LUKAS: ‘She said it was because she didn’t want her sister, Mia, to know anything yet, and she didn’t want Gabe there because she was afraid he might try to harm her.’

Cristy glanced at Gabe. He didn’t appear at all intimidating now, but she couldn’t deny she’d considered him sinister in the photos she’d seen of him from that era.

LUKAS: ‘So Janina took the little car she and Gabe had bought to get around the island, while he waited at their rented apartment for her to come back with news. When she left he had no idea that was the last time he’d see her.’

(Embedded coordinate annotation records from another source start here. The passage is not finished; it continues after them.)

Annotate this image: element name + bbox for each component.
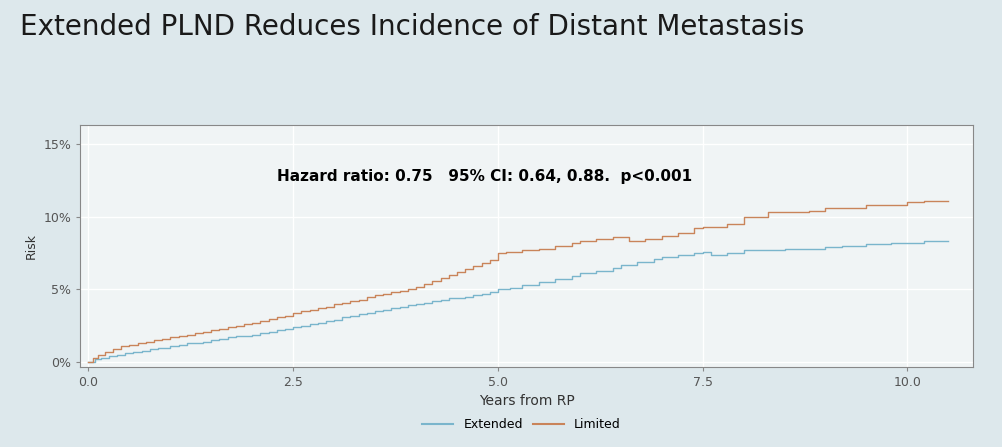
Extended bbox=[344, 313, 356, 318]
Extended bbox=[917, 239, 929, 244]
Extended bbox=[942, 239, 954, 244]
X-axis label: Years from RP: Years from RP bbox=[478, 394, 574, 408]
Text: Hazard ratio: 0.75   95% CI: 0.64, 0.88.  p<0.001: Hazard ratio: 0.75 95% CI: 0.64, 0.88. p… bbox=[277, 169, 691, 184]
Limited bbox=[565, 240, 577, 245]
Extended bbox=[180, 341, 192, 346]
Extended bbox=[119, 351, 131, 356]
Y-axis label: Risk: Risk bbox=[25, 233, 38, 259]
Extended bbox=[549, 277, 561, 282]
Limited bbox=[638, 236, 650, 241]
Limited bbox=[917, 198, 929, 203]
Limited bbox=[720, 221, 732, 227]
Limited bbox=[82, 359, 94, 365]
Limited bbox=[942, 198, 954, 203]
Line: Limited: Limited bbox=[88, 201, 948, 362]
Limited bbox=[589, 236, 601, 241]
Line: Extended: Extended bbox=[88, 241, 948, 362]
Extended bbox=[393, 304, 405, 310]
Limited bbox=[123, 342, 135, 347]
Limited bbox=[606, 234, 618, 240]
Extended bbox=[82, 359, 94, 365]
Legend: Extended, Limited: Extended, Limited bbox=[417, 413, 625, 436]
Extended bbox=[279, 326, 291, 331]
Text: Extended PLND Reduces Incidence of Distant Metastasis: Extended PLND Reduces Incidence of Dista… bbox=[20, 13, 804, 42]
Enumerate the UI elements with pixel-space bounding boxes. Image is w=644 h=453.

Cristy’s heart clenched. This wasn’t what she’d expected to hear, although she had no clear sense of what she’d been thinking, where she’d imagined this would go.

GABE: ‘Have you seen her? Do you know where she is?’

Cristy stared at him helplessly, having no idea whether Gabe believed she could answer that, or if he simply couldn’t let go of what was surely a vain and desperate hope.

CRISTY: ‘You must have gone to the sisters’ house to find out what had happened to her?’

LUKAS: ‘Yes, he did, but Lottie told him she’d waited all day at the other property and Janina hadn’t turned up. He began searching the island, desperate to find her, and in the end Lottie said they should go to the police, as long as he swore not to mention anything about Sadie.

‘The car was found the next day, at the bottom of a ravine not far from the address where Lottie had waited. It was a dangerous stretch of road, there had been accidents there before, people who didn’t know the island … Nina wasn’t in the car, and they never recovered her body.’

Realizing that must be why Gabe was unable to give up hope of finding Janina alive, Cristy allowed several moments to pass before continuing.

CRISTY: ‘Do you think Lottie is responsible for whatever happened to Janina?’

Lukas looked at Gabe and more hushed seconds passed, filled only by the twitter and song of birds and, strangely, another drift of the exquisite, unidentifiable perfume.

GABE: ‘I did think that for a while, I was certain of it, but now I believe that Albescu Junior’s people managed to find us and they … they took her away.’

Cristy thought of the café photographs and wondered again who had taken them. Whoever it was, they’d ended up with Lottie, so did that mean Albescu had not only found Janina, but a way to extract money from the women who had the child?